Another major challenge in survival analysis is the presence of competing risks. A competing risk is an event that either prevents the primary event of interest from occurring or fundamentally alters the probability of its occurrence. For example, in a trial where the primary endpoint is cancer-specific survival, death from cardiovascular disease or other non-cancer causes acts as a competing risk.

In standard survival analysis, patients who experience a competing risk are censored. However, this violates the critical assumption of **uninformative censoring** (the assumption that censored patients have the same probability of experiencing the primary event as those remaining in follow-up). Censoring competing risks artificially inflates the cumulative incidence of the primary event over time.

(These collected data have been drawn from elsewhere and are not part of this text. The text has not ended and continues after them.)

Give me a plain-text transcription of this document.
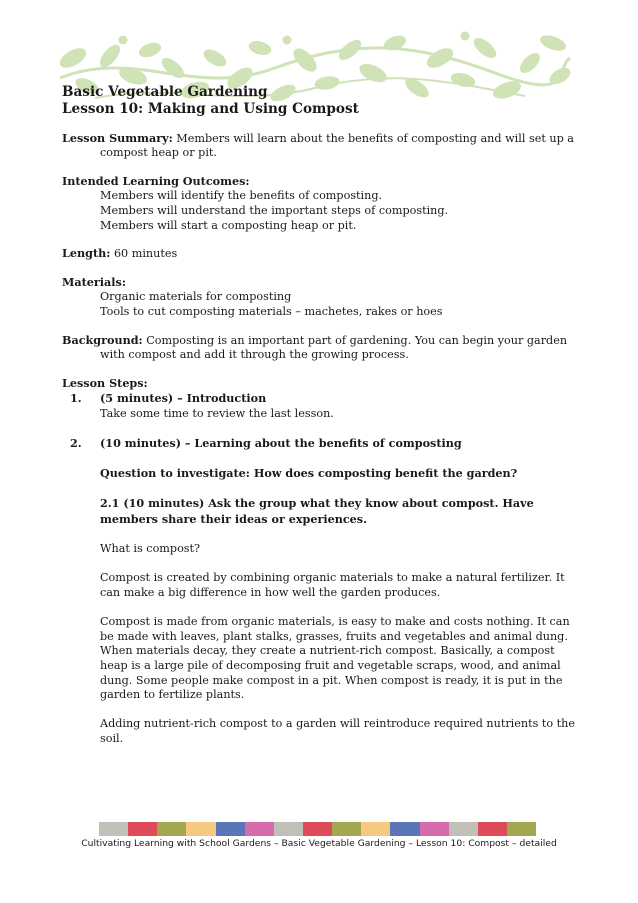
Basic Vegetable Gardening
Lesson 10: Making and Using Compost
Lesson Summary: Members will learn about the benefits of composting and will set up a compost heap or pit.
Intended Learning Outcomes:
Members will identify the benefits of composting.
Members will understand the important steps of composting.
Members will start a composting heap or pit.
Length: 60 minutes
Materials:
Organic materials for composting
Tools to cut composting materials – machetes, rakes or hoes
Background: Composting is an important part of gardening. You can begin your garden with compost and add it through the growing process.
Lesson Steps:
1. (5 minutes) – Introduction
Take some time to review the last lesson.
2. (10 minutes) – Learning about the benefits of composting
Question to investigate: How does composting benefit the garden?
2.1 (10 minutes) Ask the group what they know about compost. Have members share their ideas or experiences.
What is compost?
Compost is created by combining organic materials to make a natural fertilizer. It can make a big difference in how well the garden produces.
Compost is made from organic materials, is easy to make and costs nothing. It can be made with leaves, plant stalks, grasses, fruits and vegetables and animal dung. When materials decay, they create a nutrient-rich compost. Basically, a compost heap is a large pile of decomposing fruit and vegetable scraps, wood, and animal dung. Some people make compost in a pit. When compost is ready, it is put in the garden to fertilize plants.
Adding nutrient-rich compost to a garden will reintroduce required nutrients to the soil.
Cultivating Learning with School Gardens – Basic Vegetable Gardening – Lesson 10: Compost – detailed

To solve this, researchers must utilize **Cumulative Incidence Functions (CIF)** and the **Fine and Gray subdistribution hazards model** instead of classic Kaplan-Meier and log-rank tests. CIF calculates the exact, probability-adjusted risk of experiencing the primary cancer event in the presence of competing death events, preserving statistical validity and preventing exaggerated claims of treatment benefit.

5. Reporting Standards: The CONSORT and STROBE Requirements

When reporting survival analysis in high-impact SCI journals, adherence to established reporting guidelines is mandatory. Key statistical reporting standards include:

• Reporting the exact number of patients at risk at specified time-points underneath the Kaplan-Meier curves.
• Explicitly state and document the method used to test the Proportional Hazards assumption (e.g., Schoenfeld residuals).
• If non-proportional hazards are present, provide alternative RMST or time-dependent hazard ratio analyses.
• Clearly detail landmark time-point choices and the handling of competing risks.

Conclusion

Survival analysis is the statistical backbone of clinical oncology, but its classic models are frequently misapplied. By moving beyond standard Cox model limitations, embracing Restricted Mean Survival Time (RMST) for non-proportional hazards, and utilizing Landmark Analysis to eliminate immortal time bias, oncology researchers can produce highly credible, practice-changing clinical evidence. In the competitive environment of medical publishing, a transparent, methodologically robust survival analysis is what separates a routine clinical report from a definitive, high-impact scientific contribution.